As they squabble over which of them is recalling it correctly, Bazine hears of a time on Lotho Minor (the junk-planet where Darth Maul was re-discovered in The Clone Wars) when the YT-1300 freighter in question landed. Han, Leia, Luke and Chewbacca step down the boarding ramp scouting locations for a new Rebel base (the timeframe denoted by Luke’s post-Yavin yellow jacket).
In exploring, the gang quickly come across a Duros by the name of Akar Duel, who has reconditioned and enslaved an army of scrap-droids. But when the mechanical workforce see C-3PO acting and speaking of his own volition, they quickly begin to question their lot in life…
In the framing for this installment, the mercenary is grilling her quarry outside, and contrary to the suggestion in ‘Spy Games’ this doesn’t appear to be Takodana. Certainly not in the locale of Maz Kanata’s bar/castle, at any rate. The droids we meet (both in the marketplace and later on the junk-world) are a composite of recognisable components already established through the Star Wars films.
Continuing the flow for ‘Flight Of The Falcon’, Arianna Florean provides the art for this section, assisted by Michele Pasta in the inks and Adele matera with the colours. And what colours. The rust and earth-tones of Lotho Minor are brought to life vividly, and the character renditions are almost Disney-like, evoking the Junior Graphic Novel series of movie adaptations, also published by IDW.
But when it comes to the crunch, Michael Moreci’s story here is almost as hollow as James Gilarte’s, above. The Falcon lands on a planet. Its crew inadvertently cause a droid uprising which is relegated to a single panel. The Falcon takes off from the planet. At some point in the future, two droids talk about this. *That’s it*.

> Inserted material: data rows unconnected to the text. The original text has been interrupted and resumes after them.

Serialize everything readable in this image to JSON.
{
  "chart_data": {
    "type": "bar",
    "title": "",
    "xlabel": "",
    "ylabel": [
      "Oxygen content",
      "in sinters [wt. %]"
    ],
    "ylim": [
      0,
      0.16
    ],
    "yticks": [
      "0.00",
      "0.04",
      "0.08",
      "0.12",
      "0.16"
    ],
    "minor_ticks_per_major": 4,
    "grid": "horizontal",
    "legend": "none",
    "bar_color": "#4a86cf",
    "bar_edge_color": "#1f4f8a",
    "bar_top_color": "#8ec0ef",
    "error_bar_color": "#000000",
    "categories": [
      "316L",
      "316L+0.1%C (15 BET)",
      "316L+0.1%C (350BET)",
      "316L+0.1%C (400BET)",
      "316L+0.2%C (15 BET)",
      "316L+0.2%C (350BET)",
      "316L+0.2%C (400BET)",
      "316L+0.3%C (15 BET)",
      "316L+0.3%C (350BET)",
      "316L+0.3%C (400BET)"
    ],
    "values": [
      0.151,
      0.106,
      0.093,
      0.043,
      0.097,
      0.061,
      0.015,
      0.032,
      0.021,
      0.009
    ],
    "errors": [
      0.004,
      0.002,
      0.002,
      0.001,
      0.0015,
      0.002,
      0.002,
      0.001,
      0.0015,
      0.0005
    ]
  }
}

With a little more self-awareness at least, Netal is livid at having had her time wasted when she’s searching for the current whereabouts of the Falcon. But this anger isn’t so much a knowing wink to the reader as a tacit admission of a filler episode. The final page hints that next month we’ll be meeting a familiar face from the Clone Wars. Hopefully he’s bringing more to the party than the droids.
IDW can do better than this. They *have* done better than this, and hopefully Star Wars Adventures #15 will go down as the issue where two of its less-memorable stories just happened to be packaged together. But come for the artwork, and stay for the artwork.
Star Wars Adventures #15 is available October 24 from IDW Publishing.